UMA TARDE ENSOLARADA E VERMELHA RESSUSCITANDO A ESPERANÇA

Notícias 27/03/2018

Crédito de imagem: Matheus Haddad

Sob um sol ardente de outono, uma multidão de mais de 11 mil pessoas coroou a tão esperada vinda do companheiro Luiz Inácio Lula da Silva a Florianópolis, no dia 24 de março de 2018. Eu estava lá e lembrei do ano de 1989, quando Lula veio aqui como candidato à presidência, daquela vez chovia torrencialmente e ele nos dizia que eram lágrimas de emoção que se derramavam. Assim como há 30 anos, neste último sábado a canção “Lula lá” embalava a multidão nas ruas do centro da cidade. Todas e todos cantávamos sem temor algum, gritando por liberdade e democracia, abaladas nesses tempos sombrios de Estado de Exceção

Eu me sinto contemplado pela nota de avaliação da Executiva Municipal do PT que parabenizou a militância e destacou que o ato Lula pelo Brasil em Florianópolis foi “a mais linda imagem de que o povo de nossa cidade quer a volta da democracia ao país” e que “as pessoas que estavam lá mostraram que o jogo está virando e que o grande anseio de todas(os) é de que Lula seja candidato, seja eleito e revogue todos os atos do golpista Temer”.

A programação do dia começou com uma reunião na Assembleia Legislativa do Estado (Alesc) para debater a importância da educação pública e de qualidade, assim como a autonomia acadêmica e científica das instituições de ensino.

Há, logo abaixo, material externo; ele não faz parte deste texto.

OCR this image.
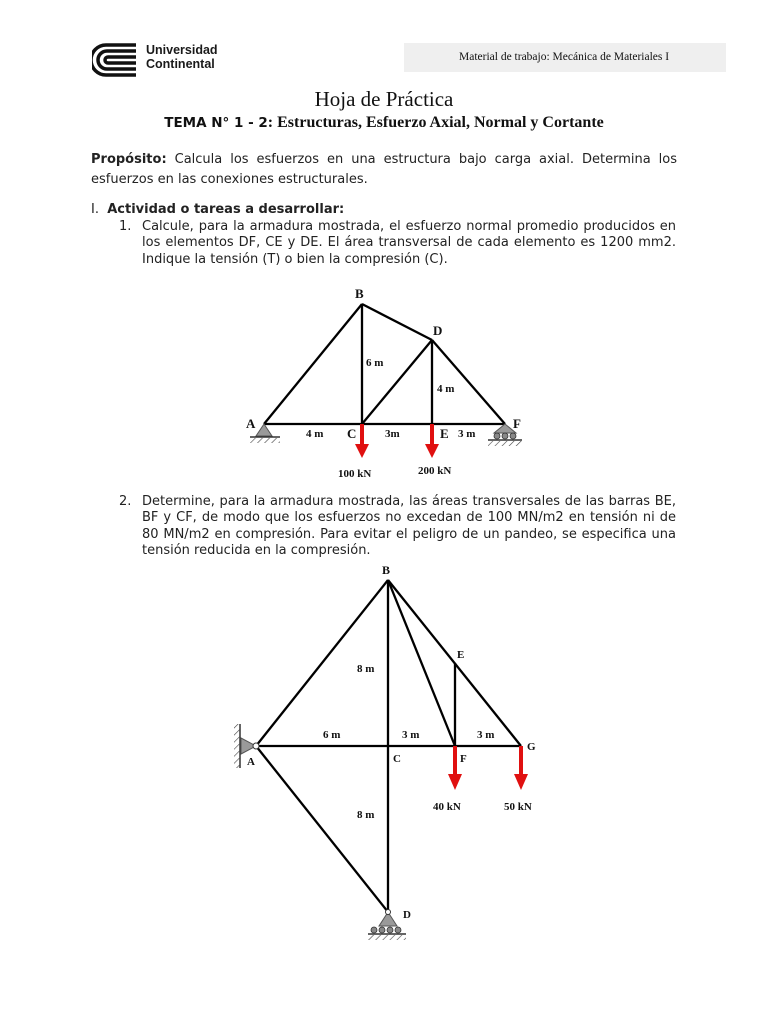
Universidad
Continental	Material de trabajo: Mecánica de Materiales I
Hoja de Práctica
TEMA N° 1 - 2: Estructuras, Esfuerzo Axial, Normal y Cortante
Propósito: Calcula los esfuerzos en una estructura bajo carga axial. Determina los esfuerzos en las conexiones estructurales.
I. Actividad o tareas a desarrollar:
1. Calcule, para la armadura mostrada, el esfuerzo normal promedio producidos en los elementos DF, CE y DE. El área transversal de cada elemento es 1200 mm2. Indique la tensión (T) o bien la compresión (C).
2. Determine, para la armadura mostrada, las áreas transversales de las barras BE, BF y CF, de modo que los esfuerzos no excedan de 100 MN/m2 en tensión ni de 80 MN/m2 en compresión. Para evitar el peligro de un pandeo, se especifica una tensión reducida en la compresión.
B
D
A
C	E
F
6 m
4 m
4 m	3m	3 m
100 kN	200 kN
B
E
A	C	F
G
D
8 m
6 m	3 m	3 m
8 m
40 kN	50 kN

Acompanhamos Lula no encontro com estudantes, professoras(es), servidoras(es) e reitoras(es) dos Institutos Federais de Santa Catarina (IFSC), que cresceram vertiginosamente nos governos petistas, saltando de apenas 8 para 48. Além da expansão inédita das universidades federais (IFES), com ampliação sem precedentes de bolsas de estudos, instalações e recursos para pesquisa. Todos esses dados foram debatidos e reafirmados para fortalecer a nossa luta pela recuperação das conquistas duramente interrompidas com o governo golpista de Temer.

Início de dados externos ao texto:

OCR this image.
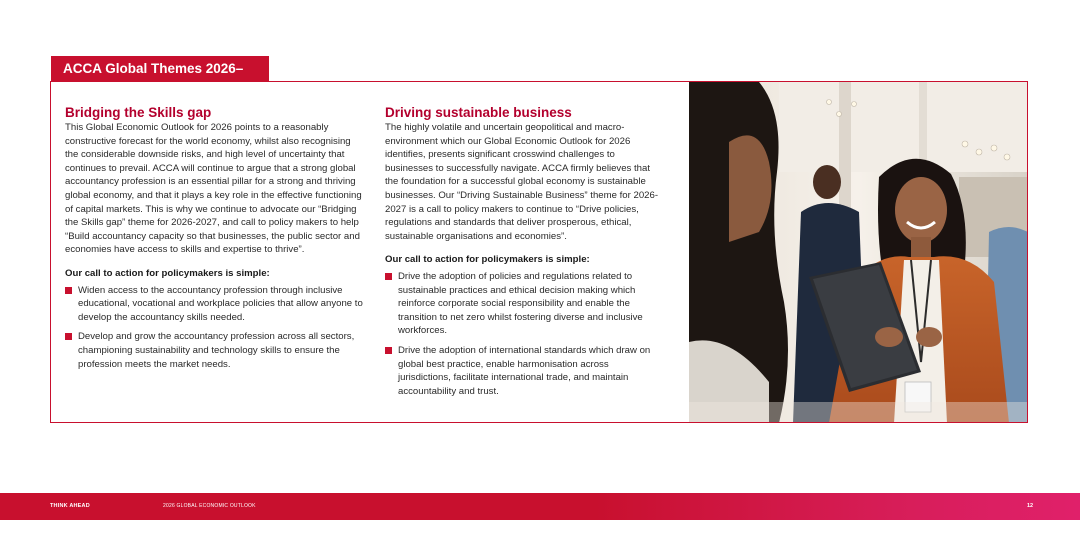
ACCA Global Themes 2026–2027
Bridging the Skills gap

This Global Economic Outlook for 2026 points to a reasonably constructive forecast for the world economy, whilst also recognising the considerable downside risks, and high level of uncertainty that continues to prevail. ACCA will continue to argue that a strong global accountancy profession is an essential pillar for a strong and thriving global economy, and that it plays a key role in the effective functioning of capital markets. This is why we continue to advocate our “Bridging the Skills gap” theme for 2026-2027, and call to policy makers to help “Build accountancy capacity so that businesses, the public sector and economies have access to skills and expertise to thrive”.

Our call to action for policymakers is simple:

Widen access to the accountancy profession through inclusive educational, vocational and workplace policies that allow anyone to develop the accountancy skills needed.
Develop and grow the accountancy profession across all sectors, championing sustainability and technology skills to ensure the profession meets the market needs.
Driving sustainable business

The highly volatile and uncertain geopolitical and macro-environment which our Global Economic Outlook for 2026 identifies, presents significant crosswind challenges to businesses to successfully navigate. ACCA firmly believes that the foundation for a successful global economy is sustainable businesses. Our “Driving Sustainable Business” theme for 2026-2027 is a call to policy makers to continue to “Drive policies, regulations and standards that deliver prosperous, ethical, sustainable organisations and economies”.

Our call to action for policymakers is simple:

Drive the adoption of policies and regulations related to sustainable practices and ethical decision making which reinforce corporate social responsibility and enable the transition to net zero whilst fostering diverse and inclusive workforces.
Drive the adoption of international standards which draw on global best practice, enable harmonisation across jurisdictions, facilitate international trade, and maintain accountability and trust.
THINK AHEAD	2026 GLOBAL ECONOMIC OUTLOOK	12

Aproveitei a ocasião para perguntar ao deputado federal Paulo Pimenta sobre o ataque que grandes proprietários de terra cometeram contra a caravana bloqueando com máquinas agrícolas, muitas delas financiadas pelo governo petista, a estrada que levava à cidade de Paço Fundo (RS), onde estava marcado um ato com a presença de Lula. Depois, conversei o professor Fernando Haddad, ex-ministro do governo Dilma, que assinalou os principais pontos programáticos do plano de governo de Lula, do qual ele faz parte. (Ver as duas entrevistas no final da mátéria)

Eu pude acompanhar Lula no ônibus que o transportou da Alesc até o Largo da Catedral, onde o esperavam milhares de pessoas, em um mar de bandeiras vermelhas. Pudemos assistir a um Lula guerreiro que destacou várias vezes sua inocência e o quanto tem sido perseguido por um processo judicial que não conseguiu comprovar sua culpabilidade. Vimos aquele Lula que toca nossos corações e mentes, elevando nossa alma desvalida por tantos golpes espúrios, como foi a reforma trabalhista, a aprovação da PEC que aprovou o congelamento dos recursos para Educação e Saúde por 20 anos e outras medidas regressivas.

Lula incendiou nossas mentes e corações, como tem feito nas tantas viagens pelo país. Depois, partiu naquela  mesma tarde de sábado para Chapecó, onde ocorreu outro ato massivo. No domingo seguiu para São Miguel do Oeste (SC), último destino em terras caterinenses. Ao longo desta semana, ele percorreu cidades do Paraná e amanhã chegará em Curitiba, para o ato de encerramento desta jornada em defesa da democracia e do direito de concorrer às eleições presidenciais, em outubro.

Todas as caravanas têm mostrado que somente o povo nas ruas é que consegue parar o rolo compressor do judiciário que, junto com a mídia hegemônica que distorce os fatos e mente, com um Congresso formado em sua maioria por golpistas, vem implantando o Estado de Exceção. Mas, como tenho assinalado na Tribuna da Câmara Municipal de Florianópolis, o que está em jogo não é a corrupção, embora deva ser apurada devidamente, respeitando-se a Constituição, e sim o que os impérios, principalmente o estadunidense, querem na América Latina e principalmente no Brasil: a riqueza mineral, o petróleo, com a apropriação do pré-sal, o sistema Eletrobrás com sua privatização, o Aquífero Guarani e tantos outros recursos, destruindo nossa soberania nacional. Para este projeto geoeconômico, qualquer governo que desvie desses objetivos será golpeado, como foram os governos de Lula e Dilma, que buscaram distribuir a renda e implementar um governo popular.